Yesterday was about transitions. We saw the electoral college certify that Joe Biden will be the next President of the United States. We learned that William Barr has resigned as the US Attorney General. We officially lost over 300,000 souls to the coronavirus in the US while also administering the first doses of a vaccine we pray finally stops this pandemic.
Yesterday was also a day of transition for one of my neighbors. Yesterday, she posted on our neighborhood app called “Next Door” that she could no longer feed her children or herself. Her reserves had run out. She needed to ask for help.
She wrote: “I am embarrassed to ask this, but I don’t have any food to feed my children. I’m not concerned if I don’t have food for myself, but I can’t do that to them. Can anyone help?”

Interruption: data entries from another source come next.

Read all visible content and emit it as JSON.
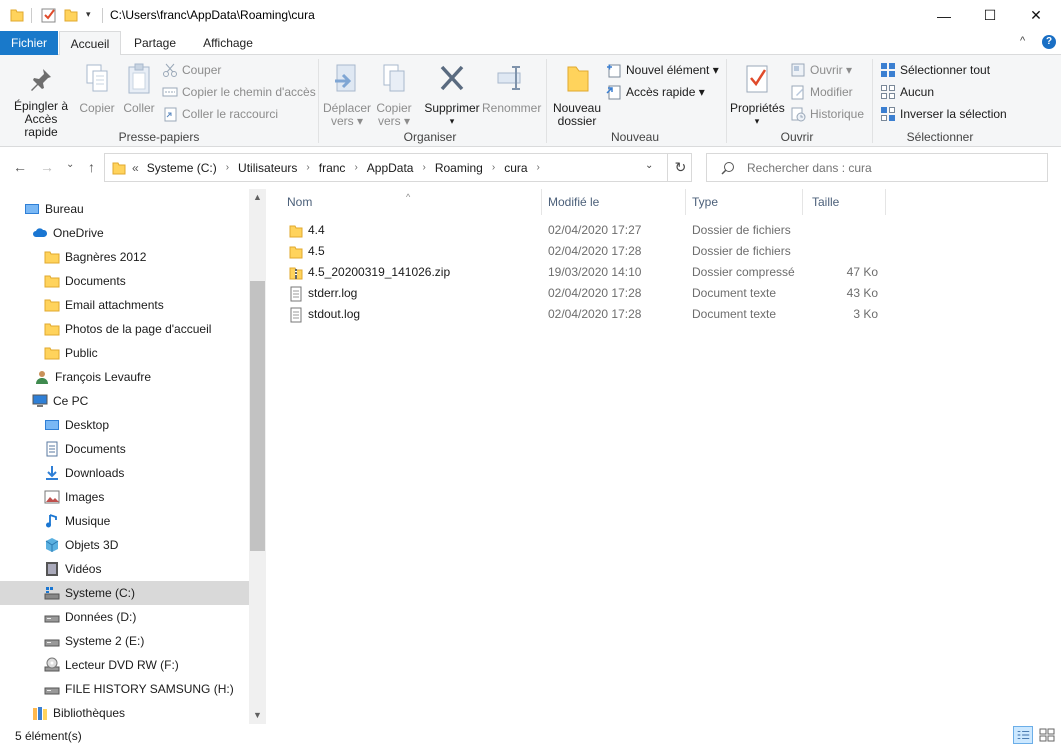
{
  "window": {
    "title": "C:\\Users\\franc\\AppData\\Roaming\\cura",
    "qa_dropdown": "▾",
    "minimize": "—",
    "maximize": "☐",
    "close": "✕"
  },
  "ribbon_tabs": {
    "file": "Fichier",
    "home": "Accueil",
    "share": "Partage",
    "view": "Affichage",
    "collapse": "^",
    "help": "?"
  },
  "ribbon": {
    "clipboard": {
      "label": "Presse-papiers",
      "pin_line1": "Épingler à",
      "pin_line2": "Accès rapide",
      "copy": "Copier",
      "paste": "Coller",
      "cut": "Couper",
      "copy_path": "Copier le chemin d'accès",
      "paste_shortcut": "Coller le raccourci"
    },
    "organize": {
      "label": "Organiser",
      "move_line1": "Déplacer",
      "move_line2": "vers ▾",
      "copyto_line1": "Copier",
      "copyto_line2": "vers ▾",
      "delete": "Supprimer",
      "delete_arrow": "▾",
      "rename": "Renommer"
    },
    "new": {
      "label": "Nouveau",
      "new_folder_line1": "Nouveau",
      "new_folder_line2": "dossier",
      "new_item": "Nouvel élément ▾",
      "easy_access": "Accès rapide ▾"
    },
    "open": {
      "label": "Ouvrir",
      "properties": "Propriétés",
      "properties_arrow": "▾",
      "open": "Ouvrir ▾",
      "edit": "Modifier",
      "history": "Historique"
    },
    "select": {
      "label": "Sélectionner",
      "select_all": "Sélectionner tout",
      "select_none": "Aucun",
      "invert": "Inverser la sélection"
    }
  },
  "nav": {
    "back": "←",
    "forward": "→",
    "recent": "⌄",
    "up": "↑",
    "overflow": "«",
    "crumbs": [
      "Systeme (C:)",
      "Utilisateurs",
      "franc",
      "AppData",
      "Roaming",
      "cura"
    ],
    "crumb_sep": "›",
    "dropdown": "⌄",
    "refresh": "↻",
    "search_placeholder": "Rechercher dans : cura"
  },
  "sidebar": {
    "items": [
      {
        "label": "Bureau",
        "icon": "desktop-icon"
      },
      {
        "label": "OneDrive",
        "icon": "cloud-icon"
      },
      {
        "label": "Bagnères 2012",
        "icon": "folder-icon"
      },
      {
        "label": "Documents",
        "icon": "folder-icon"
      },
      {
        "label": "Email attachments",
        "icon": "folder-icon"
      },
      {
        "label": "Photos de la page d'accueil",
        "icon": "folder-icon"
      },
      {
        "label": "Public",
        "icon": "folder-icon"
      },
      {
        "label": "François Levaufre",
        "icon": "user-icon"
      },
      {
        "label": "Ce PC",
        "icon": "computer-icon"
      },
      {
        "label": "Desktop",
        "icon": "desktop-icon"
      },
      {
        "label": "Documents",
        "icon": "documents-icon"
      },
      {
        "label": "Downloads",
        "icon": "download-icon"
      },
      {
        "label": "Images",
        "icon": "images-icon"
      },
      {
        "label": "Musique",
        "icon": "music-icon"
      },
      {
        "label": "Objets 3D",
        "icon": "cube-icon"
      },
      {
        "label": "Vidéos",
        "icon": "video-icon"
      },
      {
        "label": "Systeme (C:)",
        "icon": "windows-drive-icon"
      },
      {
        "label": "Données (D:)",
        "icon": "drive-icon"
      },
      {
        "label": "Systeme 2 (E:)",
        "icon": "drive-icon"
      },
      {
        "label": "Lecteur DVD RW (F:)",
        "icon": "dvd-icon"
      },
      {
        "label": "FILE HISTORY SAMSUNG (H:)",
        "icon": "drive-icon"
      },
      {
        "label": "Bibliothèques",
        "icon": "library-icon"
      }
    ],
    "scroll_up": "▲",
    "scroll_down": "▼"
  },
  "filelist": {
    "columns": {
      "name": "Nom",
      "modified": "Modifié le",
      "type": "Type",
      "size": "Taille"
    },
    "sort_arrow": "^",
    "rows": [
      {
        "name": "4.4",
        "modified": "02/04/2020 17:27",
        "type": "Dossier de fichiers",
        "size": "",
        "icon": "folder-icon"
      },
      {
        "name": "4.5",
        "modified": "02/04/2020 17:28",
        "type": "Dossier de fichiers",
        "size": "",
        "icon": "folder-icon"
      },
      {
        "name": "4.5_20200319_141026.zip",
        "modified": "19/03/2020 14:10",
        "type": "Dossier compressé",
        "size": "47 Ko",
        "icon": "zip-icon"
      },
      {
        "name": "stderr.log",
        "modified": "02/04/2020 17:28",
        "type": "Document texte",
        "size": "43 Ko",
        "icon": "text-file-icon"
      },
      {
        "name": "stdout.log",
        "modified": "02/04/2020 17:28",
        "type": "Document texte",
        "size": "3 Ko",
        "icon": "text-file-icon"
      }
    ]
  },
  "status": {
    "count": "5 élément(s)"
  },
  "colors": {
    "file_tab": "#1979ca",
    "selection": "#cce8ff",
    "folder_yellow": "#ffd35c"
  }
}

‘Yes,” I thought to myself. “In the name of all that is Good in this world, yes, we will help.”
No one wants to ask their neighbors to help feed their children. I hold deep respect for her courage and vulnerability, as well as anger at the systemic conditions that put her in this position. We must do all we can to help.
Her story is the one that truly tells us who we are as a nation and world. Her story, like so many others, holds the fear of not having enough, the courage of asking for help, the vulnerability of being rejected, the pain of unemployment, and the anxiety of having few options to help herself.
Her story is the one that has captured God’s heart, just as all stories of struggle do.
We don’t yet know the ending, but we know that change is coming. She reached out and expressed her need. Will her story be one of a community coming together to help neighbors in need? Will hers be a story of people turning away, afraid that if they help her they wouldn’t have enough for themselves?
During Advent, we prepare for the coming of Emmanuel, God with us. We look for the signs – hope, peace, joy and love. This year, I have my eyes on my neighbor. At the heart of God’s in-breaking – how I always know that I am seeing God with us in the world – is when we love one another as ourselves.